Patient Care Coordinator

2 weeks ago


Oconomowoc, Wisconsin, United States Rogers Behavioral Health Full time

The Patient Care Coordinator plays a pivotal role in overseeing the treatment journey from pre-admission through to discharge. This position is responsible for monitoring the care process for both individual and collective cases, advocating for the best interests of patients and their families while ensuring that Rogers Behavioral Health maintains high standards of care and effective cost management. The Coordinator collaborates across departments to identify and resolve care delivery challenges within the organization.
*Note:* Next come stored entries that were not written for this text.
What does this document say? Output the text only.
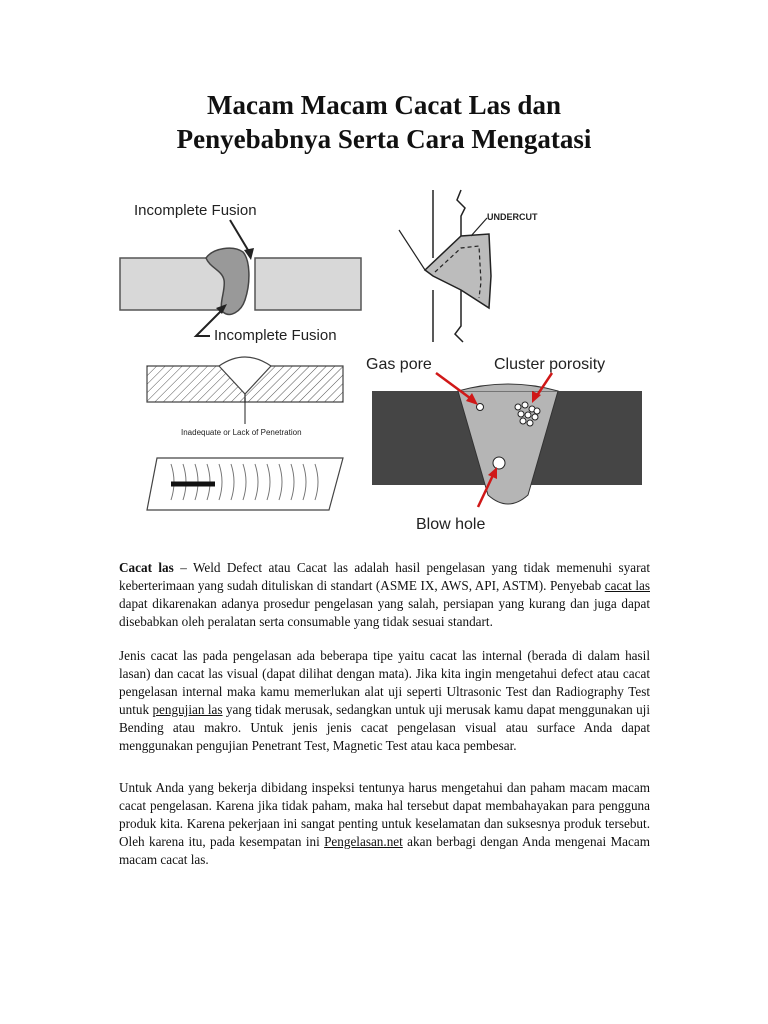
Macam Macam Cacat Las dan
Penyebabnya Serta Cara Mengatasi
Incomplete Fusion
Incomplete Fusion
UNDERCUT
Inadequate or Lack of Penetration
Gas pore	Cluster porosity
Blow hole

Cacat las – Weld Defect atau Cacat las adalah hasil pengelasan yang tidak memenuhi syarat keberterimaan yang sudah dituliskan di standart (ASME IX, AWS, API, ASTM). Penyebab cacat las dapat dikarenakan adanya prosedur pengelasan yang salah, persiapan yang kurang dan juga dapat disebabkan oleh peralatan serta consumable yang tidak sesuai standart.

Jenis cacat las pada pengelasan ada beberapa tipe yaitu cacat las internal (berada di dalam hasil lasan) dan cacat las visual (dapat dilihat dengan mata). Jika kita ingin mengetahui defect atau cacat pengelasan internal maka kamu memerlukan alat uji seperti Ultrasonic Test dan Radiography Test untuk pengujian las yang tidak merusak, sedangkan untuk uji merusak kamu dapat menggunakan uji Bending atau makro. Untuk jenis jenis cacat pengelasan visual atau surface Anda dapat menggunakan pengujian Penetrant Test, Magnetic Test atau kaca pembesar.

Untuk Anda yang bekerja dibidang inspeksi tentunya harus mengetahui dan paham macam macam cacat pengelasan. Karena jika tidak paham, maka hal tersebut dapat membahayakan para pengguna produk kita. Karena pekerjaan ini sangat penting untuk keselamatan dan suksesnya produk tersebut. Oleh karena itu, pada kesempatan ini Pengelasan.net akan berbagi dengan Anda mengenai Macam macam cacat las.
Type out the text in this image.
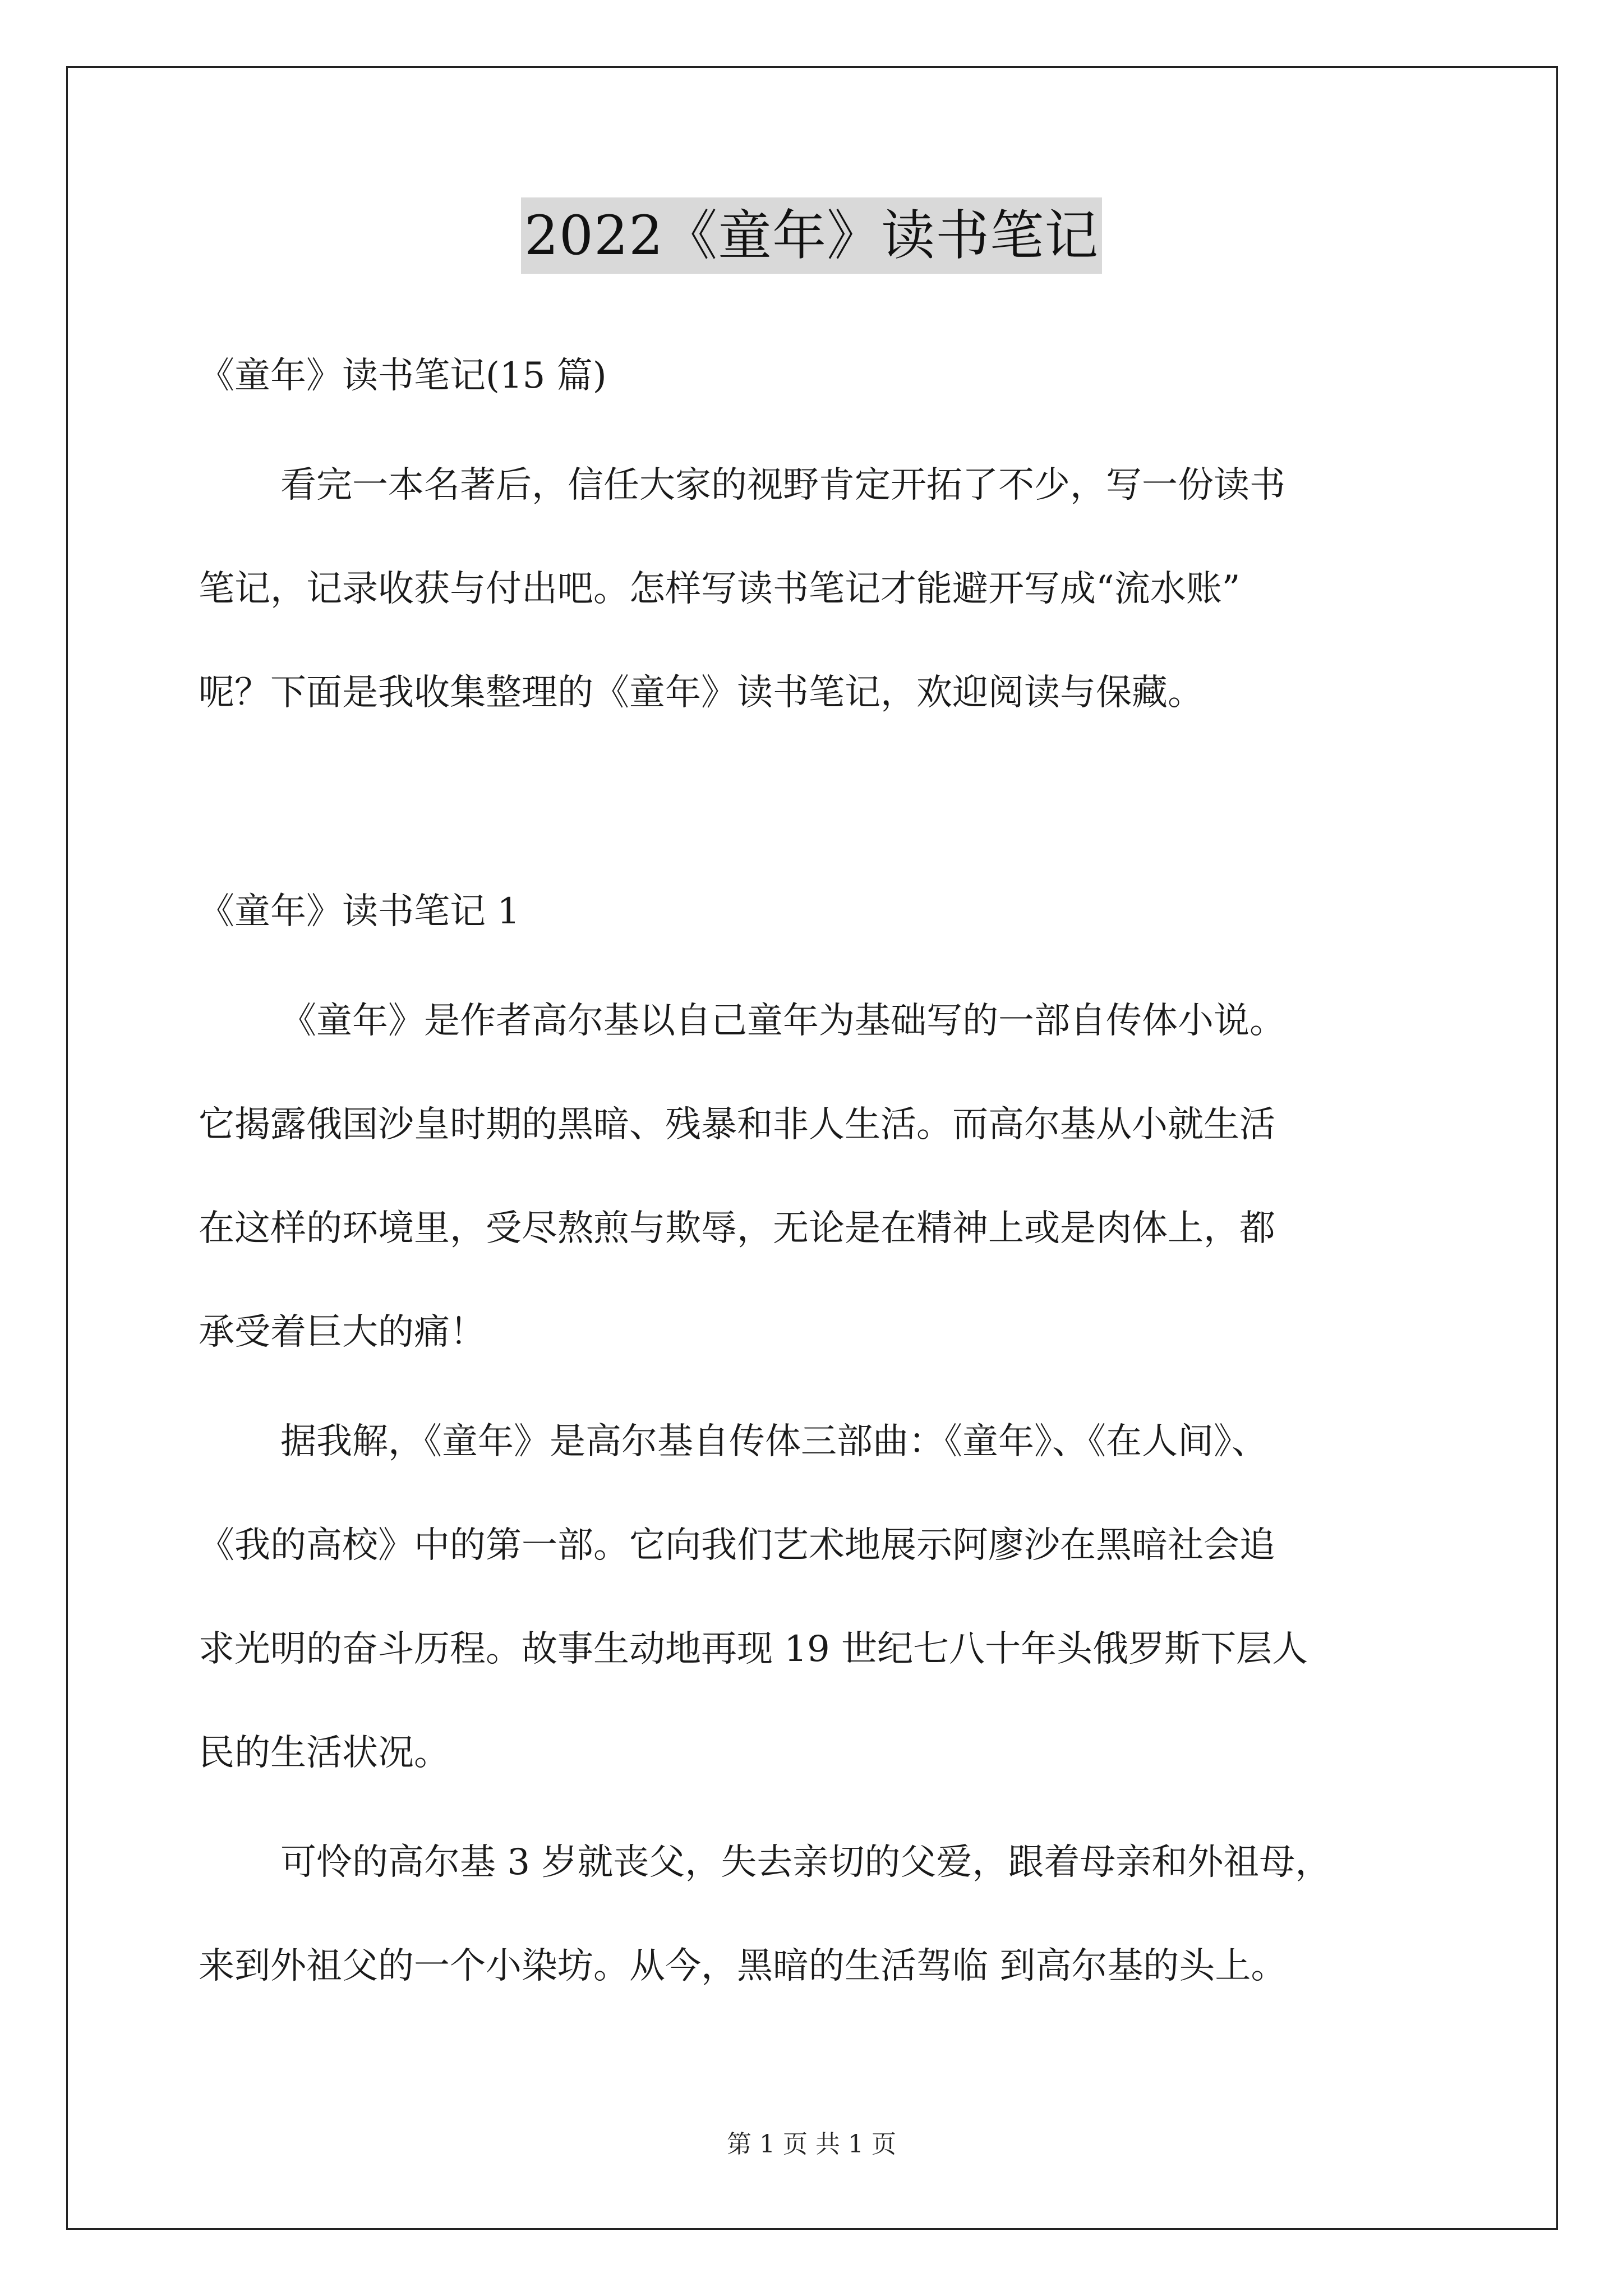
2022《童年》读书笔记
《童年》读书笔记(15 篇)
看完一本名著后，信任大家的视野肯定开拓了不少，写一份读书
笔记，记录收获与付出吧。怎样写读书笔记才能避开写成“流水账”
呢？下面是我收集整理的《童年》读书笔记，欢迎阅读与保藏。
《童年》读书笔记 1
《童年》是作者高尔基以自己童年为基础写的一部自传体小说。
它揭露俄国沙皇时期的黑暗、残暴和非人生活。而高尔基从小就生活
在这样的环境里，受尽熬煎与欺辱，无论是在精神上或是肉体上，都
承受着巨大的痛！
据我解，《童年》是高尔基自传体三部曲：《童年》、《在人间》、
《我的高校》中的第一部。它向我们艺术地展示阿廖沙在黑暗社会追
求光明的奋斗历程。故事生动地再现 19 世纪七八十年头俄罗斯下层人
民的生活状况。
可怜的高尔基 3 岁就丧父，失去亲切的父爱，跟着母亲和外祖母，
来到外祖父的一个小染坊。从今，黑暗的生活驾临 到高尔基的头上。
第 1 页 共 1 页
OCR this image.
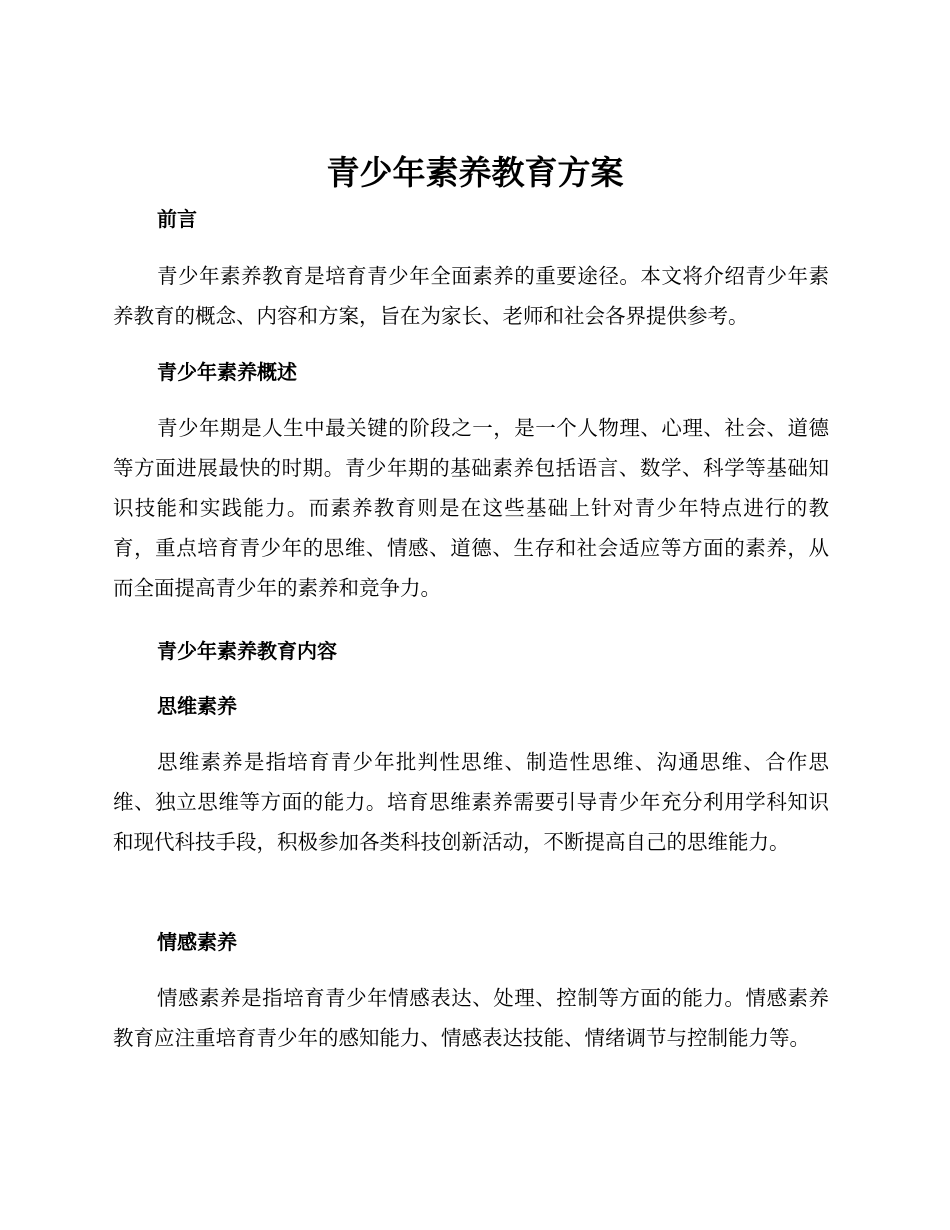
青少年素养教育方案
前言

青少年素养教育是培育青少年全面素养的重要途径。本文将介绍青少年素养教育的概念、内容和方案，旨在为家长、老师和社会各界提供参考。

青少年素养概述

青少年期是人生中最关键的阶段之一，是一个人物理、心理、社会、道德等方面进展最快的时期。青少年期的基础素养包括语言、数学、科学等基础知识技能和实践能力。而素养教育则是在这些基础上针对青少年特点进行的教育，重点培育青少年的思维、情感、道德、生存和社会适应等方面的素养，从而全面提高青少年的素养和竞争力。

青少年素养教育内容
思维素养

思维素养是指培育青少年批判性思维、制造性思维、沟通思维、合作思维、独立思维等方面的能力。培育思维素养需要引导青少年充分利用学科知识和现代科技手段，积极参加各类科技创新活动，不断提高自己的思维能力。

情感素养

情感素养是指培育青少年情感表达、处理、控制等方面的能力。情感素养教育应注重培育青少年的感知能力、情感表达技能、情绪调节与控制能力等。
Key Responsibilities in Patient Care Coordination

  • Serve as the primary contact between Rogers Behavioral Health and external payers, advocating for initial and ongoing medical necessity authorizations. Facilitate utilization information sharing and coordinate physician-to-physician reviews as necessary.
  • Examine active medical records to confirm compliance with medical necessity documentation and escalate any issues related to documentation or quality of care.
  • Engage with utilization review teams, admissions, and clinical leadership to enhance the quality of documentation within medical records.
  • Collaborate with clinical leadership to provide training and education to staff on medical necessity documentation standards.
  • Deliver feedback to clinical teams regarding documentation quality and assist in ongoing training efforts.
  • Work closely with clinicians and admissions staff to enhance their understanding of documentation requirements and medical necessity criteria.
  • Initiate the physician advisory review process as needed.
  • Ensure that all transitions of care to internal treatment programs are adequately covered by acting as the liaison among admissions, clinical teams, managed care, and financial services to secure necessary authorizations.
  • Notify leadership of any sensitive cases that may involve managed care and could lead to contractual arrangements.
  • Collaborate with regulatory and quality departments to identify and address issues that may pose risks to patients or the organization.
Areas of Responsibility
  • Pre-certifications and Admissions: Manage all tasks related to new admissions, ensuring that all patients have current screenings that document medical necessity and complete initial authorization requests with payers.
  • Program Oversight: Assume responsibility for assigned programs, leading multidisciplinary teams to ensure quality care and positive outcomes, conducting concurrent reviews, and maintaining open communication with clinical staff regarding treatment and case management.
  • Floating Responsibilities: Provide coverage for other coordinators as needed, ensuring continuity of care and support.
Process Improvement and Support
  • Assist new coordinators in understanding and adhering to established protocols.
  • Contribute to the development and implementation of new standard operating procedures by identifying inefficiencies and collaborating on solutions.
  • Support data collection efforts to promote continuous improvement initiatives.
Communication and Customer Service
  • Maintain ongoing communication with clinical teams and admissions regarding case statuses.
  • Assist financial services in resolving reimbursement issues.
  • Educate patients and families about insurance benefits, authorizations, and potential costs associated with care.
  • Foster positive relationships with managed care organizations.
Commitment to Organizational Goals
  • Communicate departmental goals to team members and demonstrate measurable achievements.
  • Adhere to departmental policies and procedures, incorporating guidelines from external regulatory agencies.
  • Educate new staff on relevant regulations and requirements.
Qualifications:
  • A Bachelor's Degree is required, preferably in Behavioral Science.
  • At least two years of experience in an office or healthcare setting is preferred.
  • Familiarity with managed care, Medicaid, and Medicare processes is essential.
  • Experience in utilization review within a healthcare or managed care environment is advantageous.
  • Knowledge of diagnostic criteria and treatment processes in mental health and substance use disorders is required.
  • Proficient computer skills, including word processing and data management, are necessary.
  • Understanding of documentation standards set by regulatory bodies is important.

At Rogers Behavioral Health, we offer a comprehensive benefits package, including health, dental, and vision insurance, a 401(k) retirement plan, employee share program, life and disability insurance, flexible spending accounts, tuition reimbursement, wellness programs, and an employee assistance program.